Texto publicado originalmente em https://saibamais.jor.br

Entre os dias 24 e 26 de abril de 2026, foi realizado, em Brasília (DF), o 8º Congresso Nacional do Partido dos Trabalhadores. Foram apresentados e discutidos um conjunto de textos temáticos, antecedidos por discussões internas no partido (fase de debates). Como parte da programação, foi publicada a versão final dos Projetos de Resolução e um manifesto à nação.

O congresso foi estruturado em quatro eixos temáticos: um programa de governo; uma análise da conjuntura e das táticas político-eleitorais; o programa partidário; e um projeto de resolução sobre organização e estatutos do partido (cuja discussão foi adiada para o próximo ano).

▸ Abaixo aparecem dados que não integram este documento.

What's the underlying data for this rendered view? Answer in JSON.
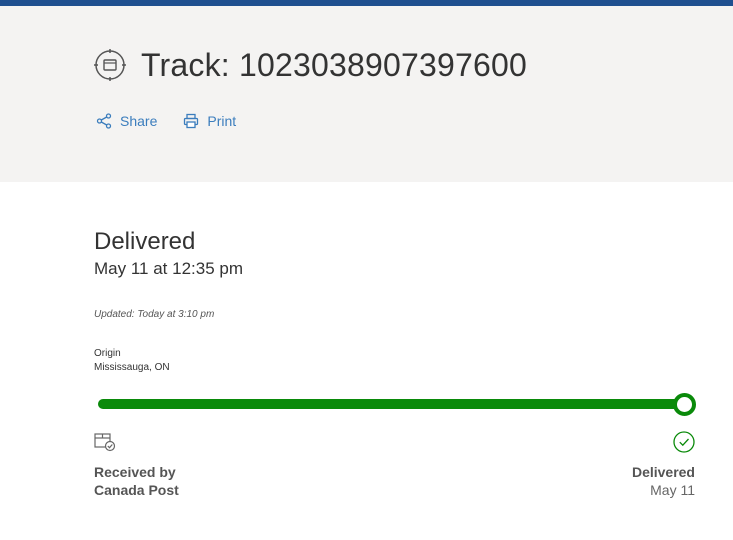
{
  "header": {
    "title": "Track: 1023038907397600",
    "title_icon": "package-target-icon",
    "actions": [
      {
        "label": "Share",
        "icon": "share-icon"
      },
      {
        "label": "Print",
        "icon": "print-icon"
      }
    ]
  },
  "summary": {
    "status": "Delivered",
    "date": "May 11 at 12:35 pm",
    "updated": "Updated: Today at 3:10 pm"
  },
  "origin": {
    "label": "Origin",
    "value": "Mississauga, ON"
  },
  "progress": {
    "fraction": 1.0,
    "color": "#0a8a0a"
  },
  "milestones": {
    "start": {
      "line1": "Received by",
      "line2": "Canada Post",
      "icon": "package-received-icon"
    },
    "end": {
      "label": "Delivered",
      "date": "May 11",
      "icon": "check-circle-icon"
    }
  },
  "colors": {
    "topbar": "#1f4f8f",
    "link": "#3b7dbd",
    "header_bg": "#f4f3f2"
  }
}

Além disso, foram apresentadas propostas do ex-deputado e dirigente do partido, José Dirceu, bem como o documento intitulado Socialismo, soberania e direitos: programa do PT para transformar o Brasil (Soberania, igualdade, democracia, desenvolvimento e socialismo), assinado por Maria Carlotto, Natália Sena, Breno Altman e Valter Pomar, além de outro texto sobre a Fundação Perseu Abramo (subsídios para a sistematização da discussão sobre a fundação).

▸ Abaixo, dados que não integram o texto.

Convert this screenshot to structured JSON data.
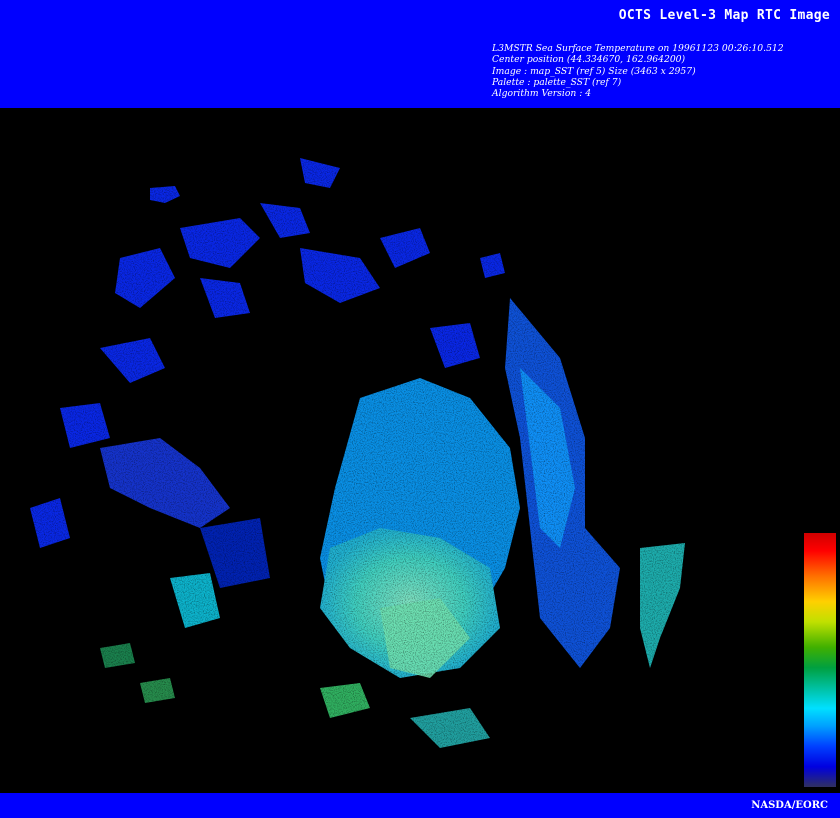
{
  "header": {
    "title": "OCTS Level-3 Map RTC Image",
    "meta_lines": [
      "L3MSTR Sea Surface Temperature on 19961123 00:26:10.512",
      "Center position (44.334670, 162.964200)",
      "Image : map_SST (ref 5) Size (3463 x 2957)",
      "Palette : palette_SST (ref 7)",
      "Algorithm Version : 4"
    ]
  },
  "footer": {
    "credit": "NASDA/EORC"
  },
  "colors": {
    "banner": "#0000ff",
    "background": "#000000",
    "text": "#ffffff"
  },
  "palette": {
    "name": "palette_SST",
    "orientation": "vertical",
    "order_top_to_bottom": [
      "red",
      "orange",
      "yellow",
      "green",
      "cyan",
      "blue",
      "dark-blue"
    ]
  }
}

Ao final, foi aprovado e divulgado o documento Construindo o futuro: manifesto do PT para seguir transformando o país.

No que se refere à reforma política, o tema aparece na seção O Brasil da democracia, da soberania e do bem viver, mais especificamente no item Reformar o sistema político, no conjunto das reformas estruturais propostas pelo partido, tendo como horizonte programático o socialismo democrático. A proposta organiza-se a partir de três eixos centrais do projeto nacional de desenvolvimento “já em curso no governo Lula 3”: reconstrução do papel do Estado como indutor do desenvolvimento, por meio do fortalecimento do investimento público, do planejamento, da participação social e das políticas estruturantes, bem como da superação de seus pressupostos autoritários e elitistas; retomada do crescimento econômico com distribuição de renda, riqueza e patrimônio, enfrentando o rentismo e ampliando direitos; e transição produtiva, tecnológica e ambiental, “orientada pela sustentabilidade e pela soberania nacional”.

Defende-se também uma proposta de reforma agrária popular, considerada “medida imprescindível para democratizar o acesso à terra em um país que ainda ostenta a maior concentração fundiária do mundo”.

O conjunto das propostas está inserido em reformas consideradas decisivas, “sem as quais o projeto democrático-popular permanecerá bloqueado”. São elas: reforma política e eleitoral – capaz de democratizar o poder, restituir a soberania popular e alterar o atual modelo de execução orçamentária por meio de emendas parlamentares; reforma tributária – para corrigir distorções do sistema de impostos, financiar direitos e ampliar a progressividade tributária; reforma do Poder Judiciário – com o objetivo de promover sua democratização, criar mecanismos de autocorreção e fortalecer o Estado de Direito; reforma tecnológica – com vistas à soberania produtiva, científica e digital; reforma administrativa – voltada à reconstrução do Estado e ao fortalecimento da capacidade pública; reforma agrária – garantindo soberania alimentar, desenvolvimento e democracia no campo; e reforma da comunicação – proibindo monopólios no setor, propondo a criação de um sistema público de comunicação e avançando na regulação democrática das plataformas digitais.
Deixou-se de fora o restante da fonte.